The role of H3K27 methylation has been extensively studied and a precise balance of this modification is a key to maintaining normal cell growth [79]. There are several histone methyltransferases that impact H3K27 methylation including EZH1, EZH2, and WHSC1LI [80]. Moreover, there are also three histone demethylases that reverse the methylation status of H3K27 [81]. Mutations of these chromatin modifiers are often linked to cancer [82]. H3K27 methylation is generally considered as a repressive mark and alteration of H3K27 methylation has been found in several cancer types including leukemia [83]. Histone modifications are currently being explored as potential biomarkers for disease progression and prognosis [84]. The induction of H3K27me2/me3 and H3K36me2 in TF-1 cells suggests a potential for these epigenetic marks to serve as biomarkers that differentiate the early (MDS) and late stage (AML) of leukemia. However, if the alteration of H3K27 methylation contributes to myeloid leukemogenesis remains to be fully elucidated.

Interplay between DNA methylation and histone modifications

Prior studies have pointed to the relatedness of DNA methylation and histone modifications in impacting tumor pathogenesis [8, 11, 28, 3035]. Three major DNMTs (DNMT1, DNMT3A, and DNMT3B) are involved in DNA methylation in cells. All three DNMTs are post-translationally modified with a variety of PTMs including acetylation, methylation, phosphorylation, SUMOylation, and ubiquitination [85]. Reversible covalent modifications of DNMTs may affect their stability, enzyme activity, DNA binding, and interactions with other partners [8587]. For example, SUMOylation of DNMT3A affects protein binding to HDACs and changes DNA methylation profiles [88, 89]. DNMT1 is the primary target trapped and depleted by DAC. Among its listed known interacting proteins are chromatin modifiers including HDAC1/2 (HDACs), KDM1A (HDM), SUV39H1 (HMT), EHMT2 (HMT), EZH2 (Polycomb group protein), EED (Polycomb group protein), SETD7 (HMT), KAT5 (HAT), and etc. [87].

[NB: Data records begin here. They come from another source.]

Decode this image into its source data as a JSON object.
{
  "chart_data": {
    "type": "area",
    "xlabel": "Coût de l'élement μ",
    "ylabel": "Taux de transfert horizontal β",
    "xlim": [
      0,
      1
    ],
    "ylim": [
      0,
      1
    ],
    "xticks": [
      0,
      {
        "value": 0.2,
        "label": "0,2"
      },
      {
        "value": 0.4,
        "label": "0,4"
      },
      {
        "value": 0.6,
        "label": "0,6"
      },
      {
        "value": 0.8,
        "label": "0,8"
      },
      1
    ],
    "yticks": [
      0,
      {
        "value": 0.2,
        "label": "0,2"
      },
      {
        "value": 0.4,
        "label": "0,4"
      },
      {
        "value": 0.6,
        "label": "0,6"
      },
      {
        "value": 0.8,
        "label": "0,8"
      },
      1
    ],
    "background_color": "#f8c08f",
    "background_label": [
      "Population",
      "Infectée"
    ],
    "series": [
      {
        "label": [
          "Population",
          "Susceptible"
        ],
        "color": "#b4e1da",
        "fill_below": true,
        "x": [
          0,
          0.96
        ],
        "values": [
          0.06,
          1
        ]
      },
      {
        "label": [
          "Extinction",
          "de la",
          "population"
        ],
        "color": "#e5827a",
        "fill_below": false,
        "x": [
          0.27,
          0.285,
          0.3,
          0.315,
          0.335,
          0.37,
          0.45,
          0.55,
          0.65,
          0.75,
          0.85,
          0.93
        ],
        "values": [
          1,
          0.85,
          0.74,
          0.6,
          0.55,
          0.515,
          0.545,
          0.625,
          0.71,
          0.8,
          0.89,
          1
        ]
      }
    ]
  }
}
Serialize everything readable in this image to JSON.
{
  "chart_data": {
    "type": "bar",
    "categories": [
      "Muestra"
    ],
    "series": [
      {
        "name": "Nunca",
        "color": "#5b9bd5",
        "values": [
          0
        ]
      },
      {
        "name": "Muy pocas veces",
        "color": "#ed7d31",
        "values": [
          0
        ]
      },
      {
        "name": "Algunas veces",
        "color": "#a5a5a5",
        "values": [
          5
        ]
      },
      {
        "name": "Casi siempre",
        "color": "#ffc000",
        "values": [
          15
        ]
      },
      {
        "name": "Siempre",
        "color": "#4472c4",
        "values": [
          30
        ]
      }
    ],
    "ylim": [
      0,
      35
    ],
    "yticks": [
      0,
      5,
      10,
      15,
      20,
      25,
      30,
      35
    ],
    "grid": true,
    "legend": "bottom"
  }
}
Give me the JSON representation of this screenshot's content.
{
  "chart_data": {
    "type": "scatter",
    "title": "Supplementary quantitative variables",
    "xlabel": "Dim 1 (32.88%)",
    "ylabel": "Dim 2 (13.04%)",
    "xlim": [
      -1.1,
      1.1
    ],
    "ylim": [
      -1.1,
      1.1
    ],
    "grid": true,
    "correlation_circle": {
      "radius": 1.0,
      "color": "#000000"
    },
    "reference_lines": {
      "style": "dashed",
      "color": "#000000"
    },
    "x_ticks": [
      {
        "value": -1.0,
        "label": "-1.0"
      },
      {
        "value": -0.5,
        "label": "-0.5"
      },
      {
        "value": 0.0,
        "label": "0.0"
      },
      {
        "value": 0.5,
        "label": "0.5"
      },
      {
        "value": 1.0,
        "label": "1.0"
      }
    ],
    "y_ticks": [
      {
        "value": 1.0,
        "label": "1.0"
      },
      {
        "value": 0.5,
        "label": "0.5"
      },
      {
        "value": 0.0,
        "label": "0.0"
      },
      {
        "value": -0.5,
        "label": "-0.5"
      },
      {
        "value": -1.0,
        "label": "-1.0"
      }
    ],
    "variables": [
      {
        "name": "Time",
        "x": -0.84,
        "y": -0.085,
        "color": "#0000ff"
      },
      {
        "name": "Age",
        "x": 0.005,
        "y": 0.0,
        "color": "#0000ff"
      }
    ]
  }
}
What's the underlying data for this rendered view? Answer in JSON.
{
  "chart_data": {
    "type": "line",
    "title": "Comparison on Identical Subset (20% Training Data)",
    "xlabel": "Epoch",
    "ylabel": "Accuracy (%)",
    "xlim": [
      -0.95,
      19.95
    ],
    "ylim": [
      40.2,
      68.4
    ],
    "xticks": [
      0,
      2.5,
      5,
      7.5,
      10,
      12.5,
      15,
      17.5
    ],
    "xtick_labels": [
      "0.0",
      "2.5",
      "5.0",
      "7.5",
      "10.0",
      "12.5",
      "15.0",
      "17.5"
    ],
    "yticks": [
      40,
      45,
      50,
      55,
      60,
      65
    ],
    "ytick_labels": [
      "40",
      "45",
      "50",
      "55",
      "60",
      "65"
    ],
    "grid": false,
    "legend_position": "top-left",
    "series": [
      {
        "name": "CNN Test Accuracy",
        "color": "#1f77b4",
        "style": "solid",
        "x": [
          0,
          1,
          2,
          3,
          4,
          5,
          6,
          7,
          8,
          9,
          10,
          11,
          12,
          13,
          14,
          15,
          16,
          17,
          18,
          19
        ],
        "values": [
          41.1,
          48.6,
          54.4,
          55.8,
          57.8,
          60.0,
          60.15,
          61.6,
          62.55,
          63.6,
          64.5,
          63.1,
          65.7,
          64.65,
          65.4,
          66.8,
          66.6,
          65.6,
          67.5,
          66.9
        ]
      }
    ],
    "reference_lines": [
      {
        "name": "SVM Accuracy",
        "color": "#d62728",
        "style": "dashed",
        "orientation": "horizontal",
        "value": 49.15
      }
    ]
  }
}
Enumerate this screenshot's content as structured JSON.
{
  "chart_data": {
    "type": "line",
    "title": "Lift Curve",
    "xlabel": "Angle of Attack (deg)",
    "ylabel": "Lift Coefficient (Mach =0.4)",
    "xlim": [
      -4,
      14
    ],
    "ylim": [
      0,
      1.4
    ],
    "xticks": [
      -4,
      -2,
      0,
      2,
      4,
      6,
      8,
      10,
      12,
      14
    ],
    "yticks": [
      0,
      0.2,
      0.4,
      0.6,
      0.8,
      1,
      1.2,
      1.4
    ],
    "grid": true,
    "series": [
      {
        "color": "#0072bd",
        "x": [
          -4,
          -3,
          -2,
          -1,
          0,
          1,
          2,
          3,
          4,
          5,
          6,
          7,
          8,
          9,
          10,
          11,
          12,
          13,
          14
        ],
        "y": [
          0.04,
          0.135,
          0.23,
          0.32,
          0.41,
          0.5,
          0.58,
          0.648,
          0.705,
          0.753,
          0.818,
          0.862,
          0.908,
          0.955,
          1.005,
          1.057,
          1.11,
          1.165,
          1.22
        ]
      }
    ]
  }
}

The role of DNMTs in linking these two types of modifications is of particular interest. In this study, we have demonstrated that DAC-induced DNA hypomethylation has significant impact on chromatin modifications. We have revealed five particular histone marks (H3K27me1, H3K36me1, H3K27me1K36me1, H3.3K36me3, and H4K8acK12acK16ac) that were differentially expressed in MDS-L and TF-1 sensitive and resistant cells in response to DAC treatment, pointing to a potential role for these modifications in drug resistance mechanisms. These findings suggest a DNMT-dependent pathway through which DAC inhibits DNMTs and re-activates downstream tumor suppressor genes via histone modifying enzymes or other unknown factors.

Conclusion

We have developed a fast proteomic method for robust quantitative analysis of histone PTMs. (1) The proteomic strategy described here enhances data quality and acquisition sensitivity resulting in comprehensive analysis of histone modifications in relatively small number of cells; (2) The systematic analysis of epigenetic profiles in drug sensitive and resistant cell lines have identified 61 PTMs, of which 15 are novel histone modifications; (3) The identification of H3.1K27me3 and H3.1/H3.3K27me2K36me2 as signature in TF-1 cells suggests their potential role in leukemogenesis; (4) The discovery of five additional histone marks that were differentially impacted by DAC in the sensitive and resistant cells suggests their potential relevance to the development of drug resistance. Our results also suggest a conserved, DNMT-dependent pathway in DAC-mediated leukemia treatment. More investigations, however, are needed to elucidate how DAC exerts its anti-tumor effect and how tumor cells develop a resistant strategy to escape the DAC-mediated anti-tumor therapy.